Grumpy bunnies make me nervous.
I’ve spent the better part of the last six months asking the dumbest questions. By that, I mean I’ve been “prompt engineering” as the kids say. I’ve signed up for and tried any shiny new AI toy I could find. I’ve spent countless hours in Discord chats running synonyms and parameters through diffusion engines and general-purpose transformers. I’ve systematically tried every app that could convincingly produce an AI-like experience. In that time I’ve rewritten reports in iambic pentameter or the style of Ernest Hemingway and I’ve asked MidJourney to give form to every crazy machination in my mind. I’ve spent hours making scripts for various AI-generated voices to play crafted audio directly in my ears. I’ve become obsessed in the way I was when I got my first copy of Photoshop 2.5 in 1992, like the people in Wim Wender’s ‘Until the End of the World’ addicted to watching their own dreams. I’ve fallen down the rabbit hole in the same way I did with the smartphone and apps. All of it is amazing and beautiful and satisfying to curiosity in a way that makes the process pretty fulfilling. But it sucks.
“There is a crack in everything. That’s how the light gets in.”
Leonard Cohen
I love Davis Suchet’s reading of the New International Version of the Bible. The recording lives on my phone; I listen to it all the time. I’ve come to love little quirks in his speech and pronunciation that once bothered me. Out of curiosity, I trained a voice AI with the recording of Mr. Suchet’s reading of the Bible and had that trained AI voice reread the NIV Bible just as it had been taught. The resulting audio is, basically, the same recording done with complete perfection, relative to David Suchet. Having been stripped of any minuscule stumble and all moments where the tongue was slightly misplaced the recording is perfect in every way, and a chore to listen to. I struggle to distinguish the two recordings but one is clearly perfect and one is clearly better. The exercise has shown me the brackish waters where Art lives but hasn’t shown me how to get there.
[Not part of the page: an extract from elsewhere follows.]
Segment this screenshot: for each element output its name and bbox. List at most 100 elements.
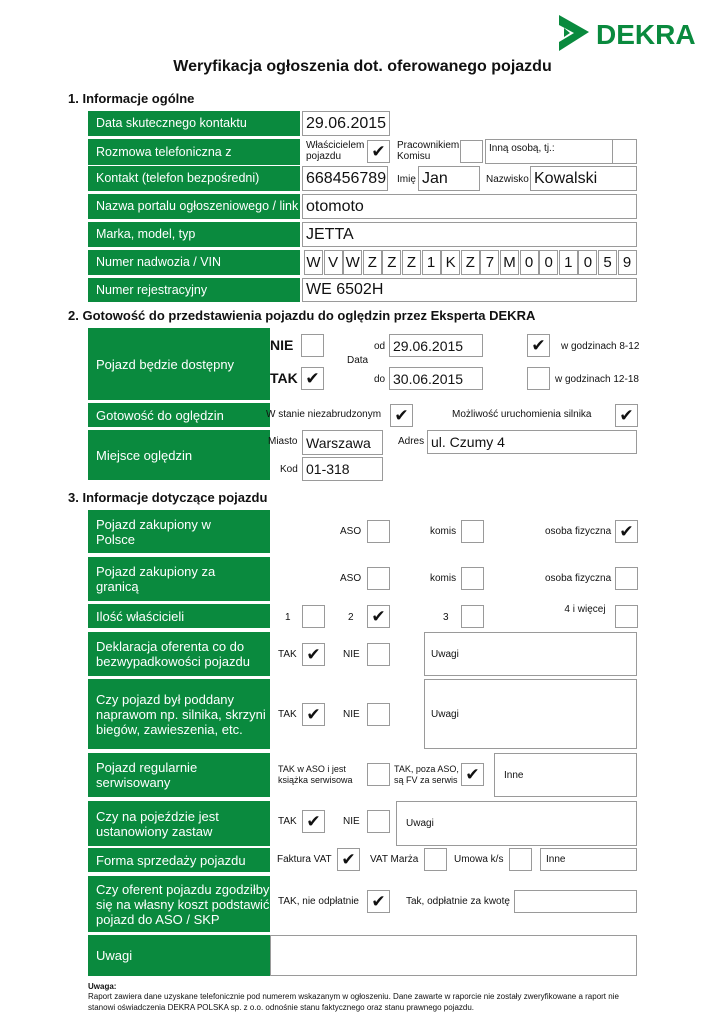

The other night I spent several hours using MidJourney to illustrate a concept my wife and I have been working on. I had made a little quirk and used the phrase ‘grumpy bunny’ in passing and my wife had latched on to that phrase as the perfect name for a corporate holding company for me. I took that as a starting point to have MidJourney develop some concept art for the new corporate logo. I started with the prompt “a grumpy bunny in the style of a corporate logo.” It was a prosaic start to a fun experiment and generated hundreds of logos and generic corporate art. It was fun having a (simulated) team of artists competing to please me in seconds. But every one of the resulting images has flaws that have been blown way out of proportion. Take a look at the featured image for this post. One grumpy bunny, just as asked. But take a look at the ears, for example, how many can you count? I was so seduced by this image that I didn’t even notice the five obvious ears. I’ve probably always wanted to be an art director for my own ‘zine. Somewhere deep in my psyche is a punk rock Anna Wintour just begging to get out. But I worry about a world where amazing is available on tap. I think that some of the magic of creation is in the work involved with polishing out your mistakes.
AI is producing amazing things right now. It’s amazing because it isn’t human. It’s novel and beautiful and technically perfect, but what it isn’t is human. There’s no recognition of mistakes there’s no serendipity, and the discovery is all in the final piece. It’s polished without the polishing. There’s no work there and that is ultimately frustrating. When an artist tries something and comes up short it is the trying that’s most important. As a human, you can usually see what the artist was aiming for and clearly define where the work falls short. That is exactly what the AI is missing… all the striving, the work. It’s the striving that makes the difference. You see it and you hear it and you miss it when it is gone. Because in the striving you, as a person, can relate to another human being and relate to the struggle of bringing form to an idea. Which is ultimately what we are here to do.
We are about to be hit with a flood. A hard rain of the perfectly mediocre is coming. I worry that the open web will be swept away in the generative flood of work that isn’t work. There will be a time in the next few years when everything visual is assumed to be fake and anything written is probably fallacious. What will we do when ten million art directors flood the world with hundreds of millions of on-demand artworks that required no work and demand no action? How will we deal with a world where all text is suspect and nothing can be assumed to be true? Where do we do our research if any question asked to a computer will generate a convincing answer, that might be true… or might not. The whole thing makes me a grumpy bunny.
Grumpy bunnies as generated by MidJourney in the style of a corporate logo.